La quota contributiva della pensione, infatti, è calcolata applicando dei coefficienti di trasformazione che si alzano al crescere dell’età. E che tanto più si accede giovani, tanto più sono sconvenienti perché penalizzano il calcolo dell’importo spettante.
Ma questo non ha mai scoraggiato nessuno dall’andare in pensione prima. L’Italia è il Paese delle corse al pensionamento. E dopo l’entrata in vigore della Legge Fornero questa ansia di pensionarsi è più che giustificata.
Per chi ritarda la pensione un super Bonus ch incentiva a restare in servizio
E allora si cerca di puntare su altro. Il lavoratore ha fretta di andare in pensione? Spingiamolo a scegliere di rimandare. Il Tesoro, infatti, starebbe lavorando su incentivi da riconoscere a chi decide di ritardare il pensionamento. E lo fa pensando ad aumenti in busta paga che potrebbero toccare anche il 10% dello stipendio.
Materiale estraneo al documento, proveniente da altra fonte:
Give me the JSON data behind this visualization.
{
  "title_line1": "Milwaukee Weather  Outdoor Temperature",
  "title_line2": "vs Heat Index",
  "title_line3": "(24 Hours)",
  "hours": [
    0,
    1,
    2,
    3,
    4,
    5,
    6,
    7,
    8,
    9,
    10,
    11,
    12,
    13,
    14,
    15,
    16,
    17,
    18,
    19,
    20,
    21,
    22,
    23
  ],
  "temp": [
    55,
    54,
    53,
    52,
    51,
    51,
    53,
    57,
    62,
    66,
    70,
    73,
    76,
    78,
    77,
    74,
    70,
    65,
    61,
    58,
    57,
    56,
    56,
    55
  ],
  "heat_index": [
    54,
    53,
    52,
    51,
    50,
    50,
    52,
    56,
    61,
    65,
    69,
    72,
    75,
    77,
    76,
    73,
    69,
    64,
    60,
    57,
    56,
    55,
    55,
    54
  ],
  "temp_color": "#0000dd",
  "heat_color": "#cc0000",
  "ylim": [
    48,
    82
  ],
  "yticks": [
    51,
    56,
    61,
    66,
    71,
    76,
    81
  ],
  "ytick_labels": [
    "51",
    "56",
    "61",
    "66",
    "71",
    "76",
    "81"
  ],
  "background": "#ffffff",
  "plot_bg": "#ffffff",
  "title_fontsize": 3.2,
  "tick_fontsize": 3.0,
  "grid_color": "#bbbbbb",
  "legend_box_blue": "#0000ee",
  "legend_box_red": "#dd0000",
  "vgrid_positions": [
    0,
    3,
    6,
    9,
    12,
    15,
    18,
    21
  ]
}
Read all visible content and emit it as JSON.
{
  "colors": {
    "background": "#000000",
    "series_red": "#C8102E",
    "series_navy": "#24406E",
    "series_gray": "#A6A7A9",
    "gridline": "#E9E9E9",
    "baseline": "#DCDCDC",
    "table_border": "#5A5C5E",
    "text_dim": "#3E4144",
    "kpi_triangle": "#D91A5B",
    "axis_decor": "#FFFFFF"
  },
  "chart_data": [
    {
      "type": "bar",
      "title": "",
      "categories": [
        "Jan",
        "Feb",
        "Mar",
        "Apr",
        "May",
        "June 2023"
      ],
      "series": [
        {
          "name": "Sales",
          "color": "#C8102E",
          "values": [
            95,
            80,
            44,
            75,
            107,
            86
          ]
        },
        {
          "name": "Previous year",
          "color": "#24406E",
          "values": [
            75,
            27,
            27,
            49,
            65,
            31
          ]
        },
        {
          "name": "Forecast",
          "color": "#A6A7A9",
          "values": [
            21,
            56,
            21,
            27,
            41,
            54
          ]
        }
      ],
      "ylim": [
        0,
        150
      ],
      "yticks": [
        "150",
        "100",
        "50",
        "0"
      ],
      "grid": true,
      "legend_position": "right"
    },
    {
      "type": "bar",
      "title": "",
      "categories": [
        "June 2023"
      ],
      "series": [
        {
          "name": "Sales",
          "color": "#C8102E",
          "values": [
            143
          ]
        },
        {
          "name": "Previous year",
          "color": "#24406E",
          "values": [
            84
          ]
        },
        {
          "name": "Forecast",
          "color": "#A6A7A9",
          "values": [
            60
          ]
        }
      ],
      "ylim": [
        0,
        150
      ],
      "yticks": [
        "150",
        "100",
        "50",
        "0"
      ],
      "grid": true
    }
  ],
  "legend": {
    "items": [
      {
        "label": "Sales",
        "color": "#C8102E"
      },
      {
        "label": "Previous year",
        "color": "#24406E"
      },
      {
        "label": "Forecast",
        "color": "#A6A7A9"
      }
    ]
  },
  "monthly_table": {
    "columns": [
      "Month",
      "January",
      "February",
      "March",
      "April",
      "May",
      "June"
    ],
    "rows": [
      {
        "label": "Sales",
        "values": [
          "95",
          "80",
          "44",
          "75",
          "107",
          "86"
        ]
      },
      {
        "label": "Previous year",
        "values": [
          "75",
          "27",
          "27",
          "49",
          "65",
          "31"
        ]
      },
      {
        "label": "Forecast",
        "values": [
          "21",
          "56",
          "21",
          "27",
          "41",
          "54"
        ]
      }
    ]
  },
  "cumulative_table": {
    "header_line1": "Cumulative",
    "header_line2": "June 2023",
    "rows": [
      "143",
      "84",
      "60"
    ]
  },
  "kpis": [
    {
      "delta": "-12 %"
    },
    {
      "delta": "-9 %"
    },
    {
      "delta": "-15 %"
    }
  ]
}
L’incentivo spetterebbe al lavoratore che, pur avendo maturato i requisiti per il pensionamento decidesse di restare in servizio. Continuando a lavorare sia il dipendente che il datore di lavoro smettono di versare contributi. E si smetterebbe di alimentare la futura pensione. Ed i vantaggi sarebbero sia per il dipendente che per il datore di lavoro.
Vantaggi si, ma a rimetterci è la pensione
Il dipendente potrebbe giovare di parte di quei contributi non versati che gli entrerebbero in busta paga. E questo gli porterebbe un aumento dello stipendio di circa il 10%. Per il datore di lavoro, che non deve più versare contributi, il vantaggio sarebbe nel minor costo lordo del lavoro del dipendente.
Ma nel momento in cui il lavoratore decidesse di andare in pensione lo farebbe con gli anni di contributi versati al momenti in cui ha scelto l’opzione di restare in servizio. E anche in questo caso a guadagnarci è anche lo Stato che non vedrebbe alimentarsi una pensione già di diritto maturata.